Shared Savings and Risk Support
The Centers for Medicare and Medicaid Services (CMS), along with traditional insurers, are increasingly seeking to engage providers in value based risk relationships. This goal aligns incentives – reducing the cost of care while providing a better patient experience and improving the health of the population - between payer and provider and offers sophisticated providers an opportunity to earn shared savings. Wakely partners with providers to ensure they are prepared to bear financial risk, understanding the levers for financial success, and ensuring that their payer partnerships do not include any unintended consequences, within or between the various agreements in which they are participating.
To support their success in these agreements, Wakely will assist providers in analyzing their assigned populations by cost, utilization, and disease state to help them focus their population health efforts on sub-populations that can benefit the most from intervention. Regular population health and financial reporting can help providers track success in clinical interventions, identify areas of improvement, and support strategic initiatives for future contract participation.
Alternative Payment Model Consulting
CMS and the Center for Medicare and Medicaid Innovation (CMMI) are actively looking for pathways to improve patient care while encouraging cost-effectiveness. This includes delivery models like CMS’ Medicare Shared Savings Program (MSSP), and CMMI’s Next Generation ACOs (Accountable Care Organizations) and Bundled Payments for Care Improvement (BPCI) models. Providers can participate in ACOs and realize greater potential for both risk and reward with the goal of providing better patient engagement and health outcomes while striving to achieve a lower cost than original Medicare Fee-For-Service. ACOs realizing these goals can share in the cost savings achieved, while unprepared ACOs can suffer financial losses.
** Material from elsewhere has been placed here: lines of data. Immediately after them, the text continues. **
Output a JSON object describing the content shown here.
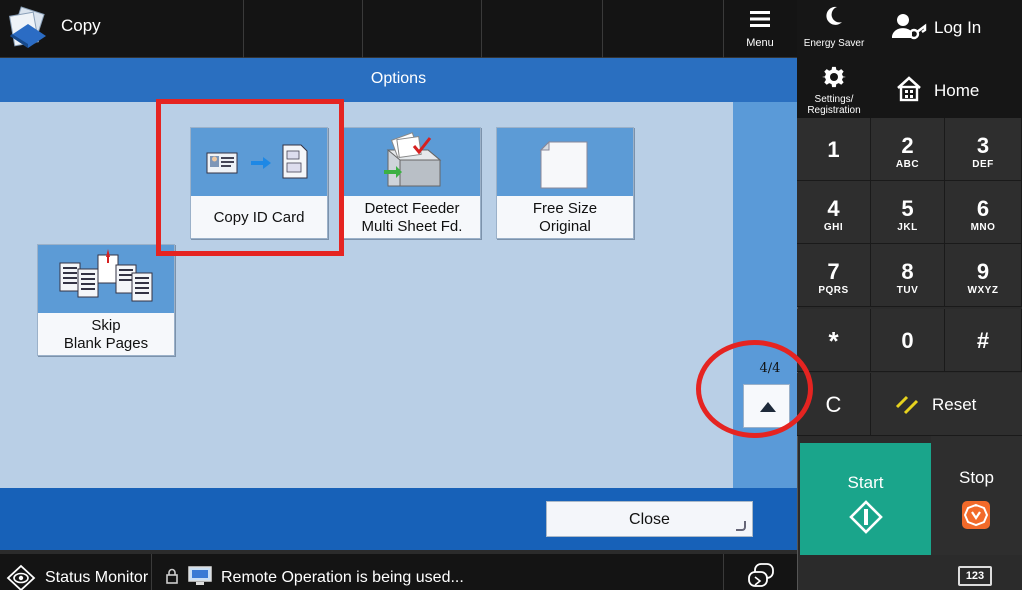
{
  "topbar": {
    "app_title": "Copy",
    "menu_label": "Menu"
  },
  "options": {
    "title": "Options",
    "tiles": [
      {
        "label": "Copy ID Card",
        "icon": "copy-id-card-icon"
      },
      {
        "label": "Detect Feeder\nMulti Sheet Fd.",
        "icon": "detect-feeder-icon"
      },
      {
        "label": "Free Size\nOriginal",
        "icon": "free-size-original-icon"
      },
      {
        "label": "Skip\nBlank Pages",
        "icon": "skip-blank-pages-icon"
      }
    ],
    "page_indicator": "4/4",
    "close_label": "Close"
  },
  "statusbar": {
    "status_monitor_label": "Status Monitor",
    "remote_message": "Remote Operation is being used..."
  },
  "rightpanel": {
    "energy_saver_label": "Energy Saver",
    "login_label": "Log In",
    "settings_label": "Settings/\nRegistration",
    "home_label": "Home",
    "keys": [
      {
        "num": "1",
        "sub": ""
      },
      {
        "num": "2",
        "sub": "ABC"
      },
      {
        "num": "3",
        "sub": "DEF"
      },
      {
        "num": "4",
        "sub": "GHI"
      },
      {
        "num": "5",
        "sub": "JKL"
      },
      {
        "num": "6",
        "sub": "MNO"
      },
      {
        "num": "7",
        "sub": "PQRS"
      },
      {
        "num": "8",
        "sub": "TUV"
      },
      {
        "num": "9",
        "sub": "WXYZ"
      },
      {
        "num": "*",
        "sub": ""
      },
      {
        "num": "0",
        "sub": ""
      },
      {
        "num": "#",
        "sub": ""
      }
    ],
    "clear_label": "C",
    "reset_label": "Reset",
    "start_label": "Start",
    "stop_label": "Stop",
    "keypad_toggle_label": "123"
  },
  "colors": {
    "accent_blue": "#2a6fc0",
    "panel_bg": "#b9cfe6",
    "start_green": "#1aa58b",
    "stop_orange": "#f26a2a",
    "annotation_red": "#e52421"
  }
}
Wakely’s actuaries partner with interested providers and ACOs through the entire lifecycle of these models. Our experts will support ACO efforts to project performance and the ultimate benchmark against which performance will be measured, identify variations in care among the provider panel, and develop strategy and tactics for effective population health management, including risk adjustment optimization.
Medicare Access and CHIP Reauthorization Act
Medicare Access and CHIP Reauthorization Act (MACRA) is in effect now and will impact the majority of providers that accept Medicare patients. Providers can choose to participate in an Advanced Alternative Payment Model (APM) (e.g. MSSP tracks with downside risk, Next Generation program, etc.) or participate in the Merit-Based Incentive Payment System (MIPS). There are significant implications to provider organizations in terms of reporting requirements and reimbursement impacts under both tracks of this program.
Wakely’s actuaries will work with provider organizations to determine their potential financial impacts under MACRA and help develop strategies for success under either an advanced APM or MIPS track.
Provider-Sponsored Health Plan Support
Provider-sponsored health plans (PSHPs) have different considerations than traditional issuers, whether they offer commercial insurance plans, Medicare, or managed Medicaid. To be successful, they require experts familiar with the nuances they face. Wakely’s expert team can help PSHPs think through their approach to network configuration and transfer pricing between health plan and provider system. In addition, our actuaries can also provide support for traditional areas of practice like product pricing and strategy, trend driver identification, reserving, and support for quarterly and annual financial statements.